And with it, the fear – the feeling of death encroaching.

A million years ago in another century, another lifetime, a friend and colleague of mine died in a bus accident and I remember her husband saying at the memorial service “cover your loved ones in death,” because that will cause you to live your love for them, daily. To be present to their presence. Listen to their beating hearts and love them.

Self-Assessment

January 14, 2021

I think that overall I’m doing better – I’m more cheerful and less tired – since I have started doing two things: journaling and yoga/meditation before bed, (20-30 minutes, I think) and staying hydrated throughout the day. I’m working on a system to actually track these things but it’s made enough of a difference that my husband has noticed.

My journal entries have a structure now, too: I write down two things that gave me joy that day, one thing I want to leave behind, a blessing for someone who is on my mind, and finally an intention for the next day. I’ve observed more follow-through on specific intentions, like “call the dentist” than general hard-to-measure ones, like “less Twitter.” I know intentions are supposed to be more like “seek contentment” or something but this is what is working for me.

I’ve been mulling over what my theme should be for this year. Several people have mentioned that that works better for them than specific resolutions. I’m leaning towards something like “contemplation” (as I biked to school today, the snow-dusted mountains inspired this feeling).

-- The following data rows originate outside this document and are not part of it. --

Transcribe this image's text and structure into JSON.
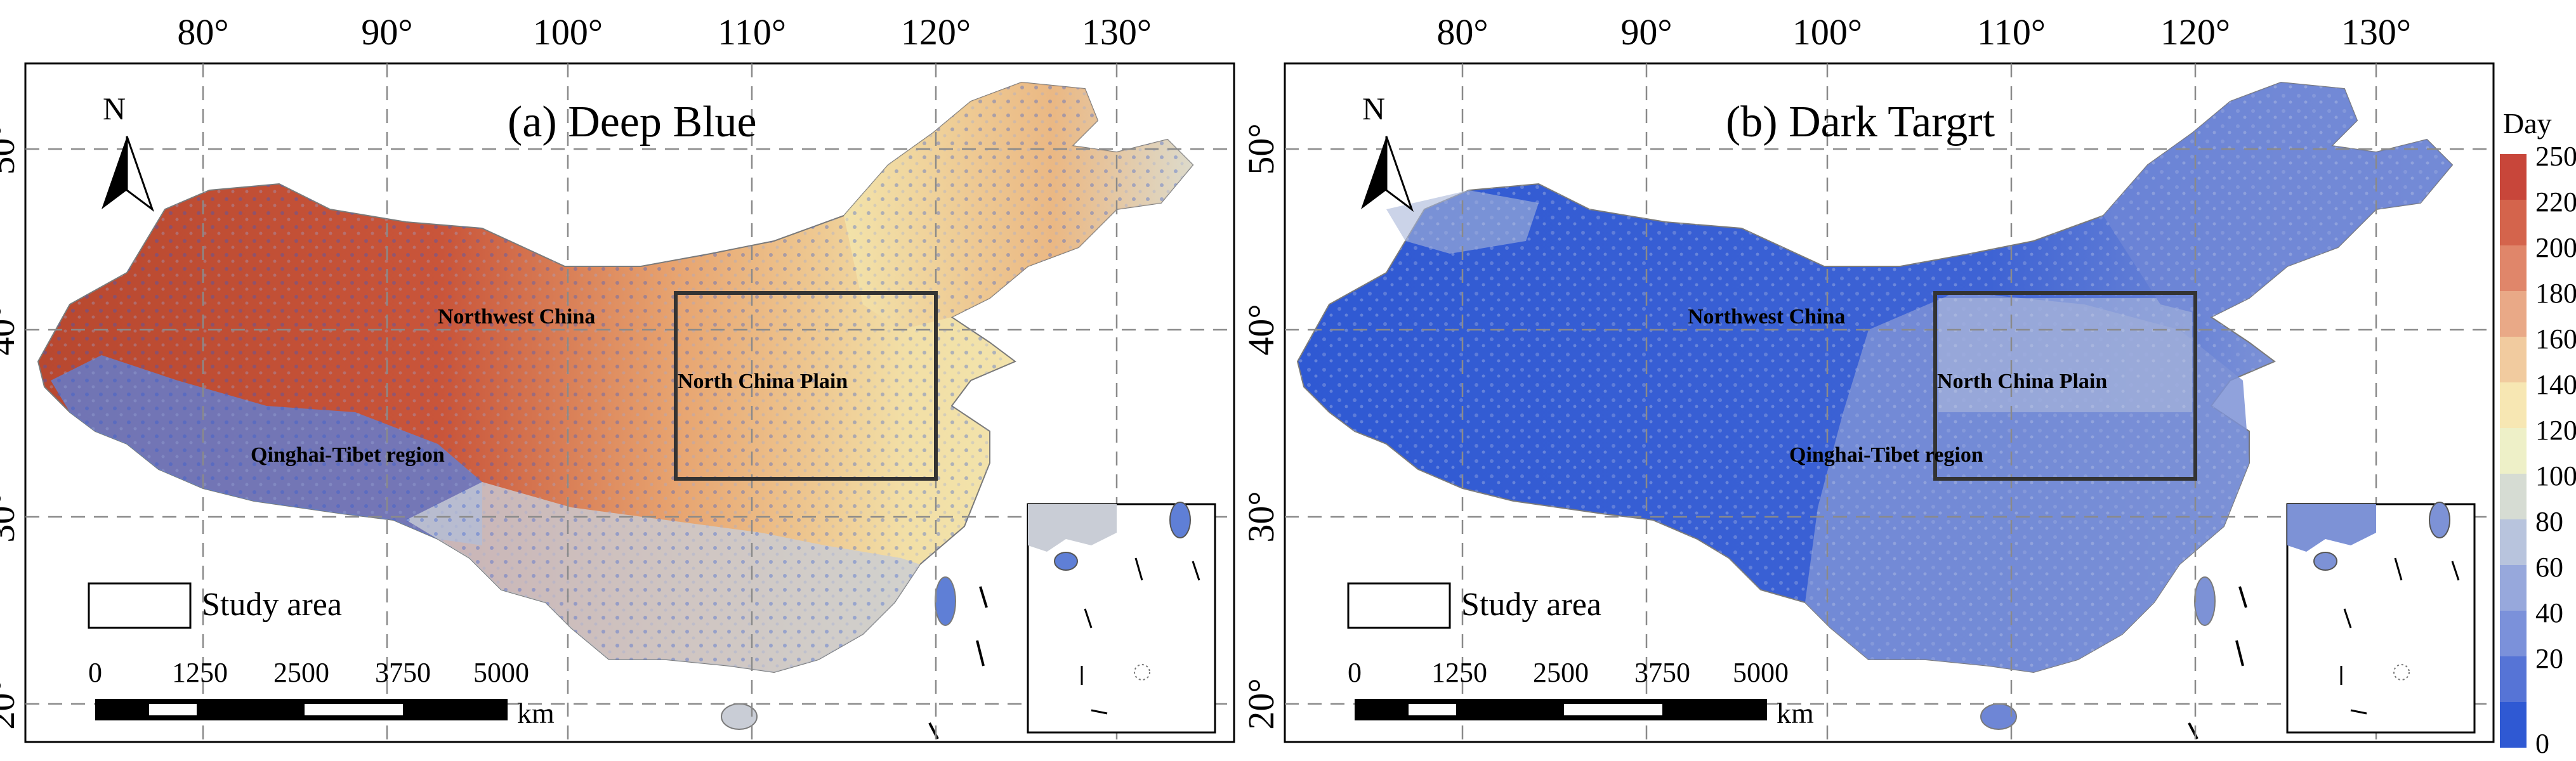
{
  "figure": {
    "panels": [
      {
        "title": "(a) Deep Blue",
        "series": "deep_blue",
        "regions": [
          "Northwest China",
          "North China Plain",
          "Qinghai-Tibet region"
        ],
        "legend_label": "Study area",
        "scale_bar": {
          "ticks": [
            "0",
            "1250",
            "2500",
            "3750",
            "5000"
          ],
          "unit": "km"
        }
      },
      {
        "title": "(b) Dark Targrt",
        "series": "dark_target",
        "regions": [
          "Northwest China",
          "North China Plain",
          "Qinghai-Tibet region"
        ],
        "legend_label": "Study area",
        "scale_bar": {
          "ticks": [
            "0",
            "1250",
            "2500",
            "3750",
            "5000"
          ],
          "unit": "km"
        }
      }
    ],
    "north_arrow_label": "N",
    "lon_ticks": [
      "80°",
      "90°",
      "100°",
      "110°",
      "120°",
      "130°"
    ],
    "lat_ticks": [
      "50°",
      "40°",
      "30°",
      "20°"
    ]
  },
  "colorbar": {
    "title": "Day",
    "ticks": [
      "250",
      "220",
      "200",
      "180",
      "160",
      "140",
      "120",
      "100",
      "80",
      "60",
      "40",
      "20",
      "0"
    ],
    "colors": [
      "#c8463a",
      "#d4644c",
      "#e0866a",
      "#e9a987",
      "#f1cb9f",
      "#f7e7b3",
      "#eef0c8",
      "#d6dcd3",
      "#b8c4dd",
      "#97a8dc",
      "#7b91da",
      "#5674d6",
      "#2f59d3"
    ]
  },
  "colors": {
    "china_outline": "#7a7a7a",
    "study_box": "#333333",
    "grid": "#8a8a8a"
  }
}
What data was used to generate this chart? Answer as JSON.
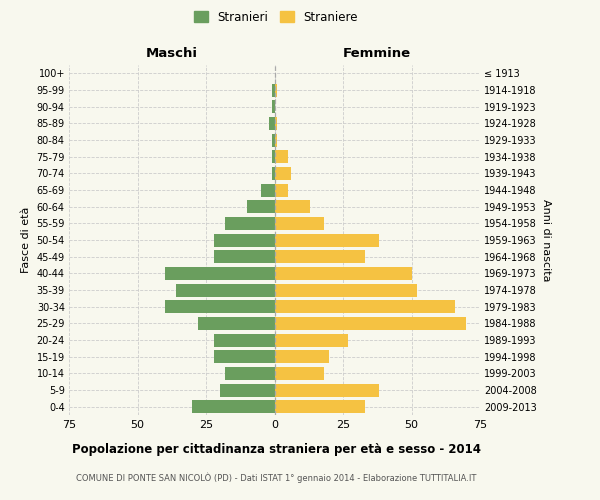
{
  "age_groups_bottom_to_top": [
    "0-4",
    "5-9",
    "10-14",
    "15-19",
    "20-24",
    "25-29",
    "30-34",
    "35-39",
    "40-44",
    "45-49",
    "50-54",
    "55-59",
    "60-64",
    "65-69",
    "70-74",
    "75-79",
    "80-84",
    "85-89",
    "90-94",
    "95-99",
    "100+"
  ],
  "birth_years_bottom_to_top": [
    "2009-2013",
    "2004-2008",
    "1999-2003",
    "1994-1998",
    "1989-1993",
    "1984-1988",
    "1979-1983",
    "1974-1978",
    "1969-1973",
    "1964-1968",
    "1959-1963",
    "1954-1958",
    "1949-1953",
    "1944-1948",
    "1939-1943",
    "1934-1938",
    "1929-1933",
    "1924-1928",
    "1919-1923",
    "1914-1918",
    "≤ 1913"
  ],
  "males_bottom_to_top": [
    30,
    20,
    18,
    22,
    22,
    28,
    40,
    36,
    40,
    22,
    22,
    18,
    10,
    5,
    1,
    1,
    1,
    2,
    1,
    1,
    0
  ],
  "females_bottom_to_top": [
    33,
    38,
    18,
    20,
    27,
    70,
    66,
    52,
    50,
    33,
    38,
    18,
    13,
    5,
    6,
    5,
    1,
    1,
    0,
    1,
    0
  ],
  "male_color": "#6a9e5e",
  "female_color": "#f5c242",
  "background_color": "#f8f8ee",
  "grid_color": "#cccccc",
  "title": "Popolazione per cittadinanza straniera per età e sesso - 2014",
  "subtitle": "COMUNE DI PONTE SAN NICOLÒ (PD) - Dati ISTAT 1° gennaio 2014 - Elaborazione TUTTITALIA.IT",
  "header_left": "Maschi",
  "header_right": "Femmine",
  "ylabel_left": "Fasce di età",
  "ylabel_right": "Anni di nascita",
  "legend_males": "Stranieri",
  "legend_females": "Straniere",
  "xlim": 75,
  "tick_step": 25
}
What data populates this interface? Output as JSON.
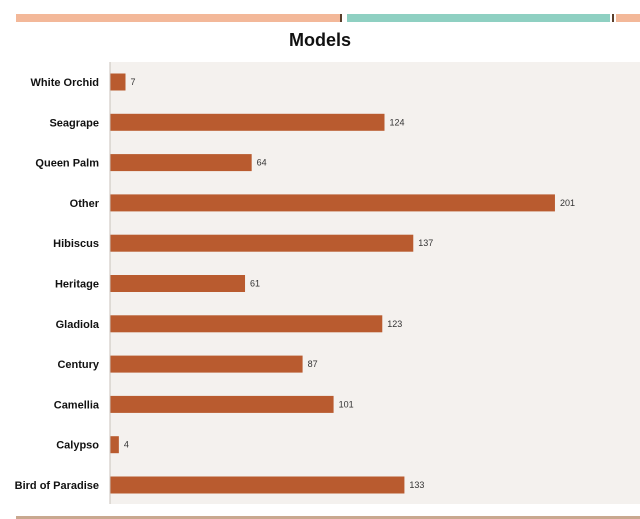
{
  "colors": {
    "bar": "#b95b2f",
    "plot_background": "#f4f1ee"
  },
  "chart_data": {
    "type": "bar",
    "orientation": "horizontal",
    "title": "Models",
    "xlabel": "",
    "ylabel": "",
    "categories": [
      "White Orchid",
      "Seagrape",
      "Queen Palm",
      "Other",
      "Hibiscus",
      "Heritage",
      "Gladiola",
      "Century",
      "Camellia",
      "Calypso",
      "Bird of Paradise"
    ],
    "values": [
      7,
      124,
      64,
      201,
      137,
      61,
      123,
      87,
      101,
      4,
      133
    ],
    "xlim": [
      0,
      201
    ],
    "grid": false,
    "legend": "none",
    "data_labels": true
  }
}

There are so many things going on right now in the world and in my immediate sphere of influence that could just derail any serenity I have not, but despite everything, I feel more serenity now than I did in the final weeks of 2021.

Resolute

January 5, 2021

“I may not be as strong as I think, but I know many tricks and I have resolution.” ~ The Old Man and the Sea, Ernest Hemingway

This past fall, in my English 10 class we read The Old Man And the Sea. It was better than I remembered, having read it some 30 years ago in high school myself. The lesson plans I followed the old man’s quality of endurance and resolution.

My husband read something about resolutions that stick – apparently people are more likely to keep resolutions of two kinds: resolutions to do something you enjoy anyway, and resolutions that reflect personal aspirations – “I want to be the kind of person who [fill in the blank].”

If I think about it that way, I can find a focus for my resolve. I want to write more this year, and I want to be the kind of person who practices yoga every day.

I found a bedtime routine that I like and it’s become something I look forward to.